Despite the established efficacy of statins, the number of patients on statin monotherapy who achieve and maintain LDL-C levels recommended by current guidelines is suboptimal.^7,8 In the Statin Therapies for Elevated Lipid Levels Compared Across Doses to Rosuvastatin (STELLAR) trial, rosuvastatin 10mg, atorvastatin 20mg, simvastatin 20mg and pravastatin 20mg achieved the LDL-C goal of <2.6mmol/l (<100mg/dl) in 53%, 44%, 14% and 3% of patients, respectively.9 At their top doses, rosuvastatin 40mg, atorvastatin 80mg, simvastatin 80mg and pravastatin 40mg daily achieved this LDL-C goal in 80%, 70%, 53% and 8% of patients, respectively.9 Therefore, not all patients reach their LDL-C goals, even with the highest doses of potent statins. It follows that even fewer will reach the LDL-C goal of <1.8mmol/l (<70mg/dl) with statin monotherapy.

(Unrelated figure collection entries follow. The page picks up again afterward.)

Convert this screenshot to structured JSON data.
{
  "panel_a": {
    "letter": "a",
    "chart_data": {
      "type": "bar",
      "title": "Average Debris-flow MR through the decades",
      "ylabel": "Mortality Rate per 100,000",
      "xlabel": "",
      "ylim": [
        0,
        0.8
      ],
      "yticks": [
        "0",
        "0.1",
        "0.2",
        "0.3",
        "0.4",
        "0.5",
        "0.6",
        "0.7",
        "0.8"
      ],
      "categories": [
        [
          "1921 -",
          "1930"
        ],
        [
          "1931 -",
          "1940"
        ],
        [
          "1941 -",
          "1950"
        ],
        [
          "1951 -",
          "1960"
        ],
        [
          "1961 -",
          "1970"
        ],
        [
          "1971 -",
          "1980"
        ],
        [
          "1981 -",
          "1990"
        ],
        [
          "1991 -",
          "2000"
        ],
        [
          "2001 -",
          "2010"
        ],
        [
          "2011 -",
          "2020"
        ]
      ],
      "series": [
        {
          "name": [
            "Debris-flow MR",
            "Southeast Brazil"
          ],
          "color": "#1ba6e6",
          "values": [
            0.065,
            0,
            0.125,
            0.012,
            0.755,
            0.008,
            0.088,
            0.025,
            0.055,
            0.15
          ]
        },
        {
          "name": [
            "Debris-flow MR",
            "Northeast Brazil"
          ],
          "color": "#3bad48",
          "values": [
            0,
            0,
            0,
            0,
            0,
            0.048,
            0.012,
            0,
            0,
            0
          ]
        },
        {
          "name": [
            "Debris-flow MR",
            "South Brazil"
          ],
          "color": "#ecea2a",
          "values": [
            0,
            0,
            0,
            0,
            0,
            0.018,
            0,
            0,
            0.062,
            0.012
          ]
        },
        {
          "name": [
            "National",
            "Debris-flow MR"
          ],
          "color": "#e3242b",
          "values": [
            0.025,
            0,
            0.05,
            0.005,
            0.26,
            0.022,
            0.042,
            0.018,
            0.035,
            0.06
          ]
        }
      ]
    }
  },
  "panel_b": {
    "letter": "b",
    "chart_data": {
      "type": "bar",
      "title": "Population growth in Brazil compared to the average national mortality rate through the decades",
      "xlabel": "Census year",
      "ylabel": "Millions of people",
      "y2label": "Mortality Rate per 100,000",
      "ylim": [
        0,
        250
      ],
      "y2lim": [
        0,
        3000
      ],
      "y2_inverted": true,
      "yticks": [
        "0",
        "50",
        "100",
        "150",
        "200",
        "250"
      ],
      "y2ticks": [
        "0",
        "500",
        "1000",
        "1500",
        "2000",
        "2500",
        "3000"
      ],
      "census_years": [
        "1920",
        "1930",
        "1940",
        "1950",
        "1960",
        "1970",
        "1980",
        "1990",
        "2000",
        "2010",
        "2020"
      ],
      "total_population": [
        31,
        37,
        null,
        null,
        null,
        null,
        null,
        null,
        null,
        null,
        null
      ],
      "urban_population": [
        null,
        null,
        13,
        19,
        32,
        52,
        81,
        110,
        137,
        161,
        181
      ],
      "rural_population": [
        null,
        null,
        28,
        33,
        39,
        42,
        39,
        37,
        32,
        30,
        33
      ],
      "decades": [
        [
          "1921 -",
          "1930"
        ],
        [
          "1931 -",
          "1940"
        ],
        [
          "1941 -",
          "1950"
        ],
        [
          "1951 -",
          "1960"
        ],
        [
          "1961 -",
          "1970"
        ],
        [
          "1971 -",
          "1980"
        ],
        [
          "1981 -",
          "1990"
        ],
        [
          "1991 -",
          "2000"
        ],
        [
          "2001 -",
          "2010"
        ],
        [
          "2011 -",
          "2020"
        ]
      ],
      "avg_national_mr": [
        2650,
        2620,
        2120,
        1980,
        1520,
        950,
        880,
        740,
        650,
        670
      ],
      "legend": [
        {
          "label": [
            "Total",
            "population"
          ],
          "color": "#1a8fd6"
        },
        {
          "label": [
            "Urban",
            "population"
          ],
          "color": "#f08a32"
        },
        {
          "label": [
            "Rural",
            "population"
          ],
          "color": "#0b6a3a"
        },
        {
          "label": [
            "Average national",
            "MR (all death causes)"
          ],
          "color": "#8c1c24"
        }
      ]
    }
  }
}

Furthermore, titration to higher statin dosages has its limitations because of increasing adverse side effects and decreased compliance.^10–12

As in other branches of medicine, combination therapy with drugs that have different or complementary mechanisms of action is an option to achieve LDL-C treatment goals.13 Thus, it has been proposed that adding bile acid sequestrants or niacin to ongoing statin treatment could help achieve lipid targets.⁵ However, both of these agents are limited by significant rates of treatment discontinuation.¹⁴ It was recently reported that more than two-thirds and one-half, respectively, of patients treated with these agents stop treatment by the end of one year.¹⁴ Fibrates also have a significantly higher rate of discontinuation than statins and there is a potential for increased side effects when co-administered with a statin.^13,14 Furthermore, the AHA/ACC 2006 recommendations do not include statin and fibrate combinations for LDL-C reduction but do mention fibrate monotherapy for the reduction of non-high-density lipoprotein cholesterol (HDL-C).5 Thus, the options for safe and well-tolerated combination therapy with lipidlowering drugs were limited until the advent of ezetimibe.¹⁵ This drug is specifically mentioned in the AHA/ACC guidelines.⁵ Ezetimibe acts by selectively inhibiting intestinal cholesterol absorption16–18 by interacting with the transporter Niemann-Pick C1-like 1 protein (NPC1L1).¹⁹ Ezetimibe may also act on the class B type 1 scavenger receptor (SR-BI) in the intestine.²⁰

Reducing the cholesterol absorbed from the intestine results in a decreased hepatic cholesterol pool.^21–23 The liver then upregulates LDL receptor expression, trapping more LDL particles from the circulation and resulting in a fall in plasma LDL-C levels.^21-23 Therefore, the complementary actions of statins and ezetimibe offer a potent treatment option via inhibition of both cholesterol absorption and production.¹⁵ Moreover, combining the two drugs reduces side effects and upregulation of cholesterol absorption associated with high doses of statins and the ezetimibe-induced compensatory rise in hepatic cholesterol synthesis.^18,24,25 Furthermore, discontinuation rates of ezetimibe are comparable to those of statins, thus ensuring optimal compliance compared with other available therapeutic options.¹⁴ It follows that the availability of a single tablet (Inegy or Vytorin) that includes ezetimibe 10mg and different doses of simvastatin (10, 20, 40 and 80mg) may improve compliance. This is especially true for patients taking a large number of drugs.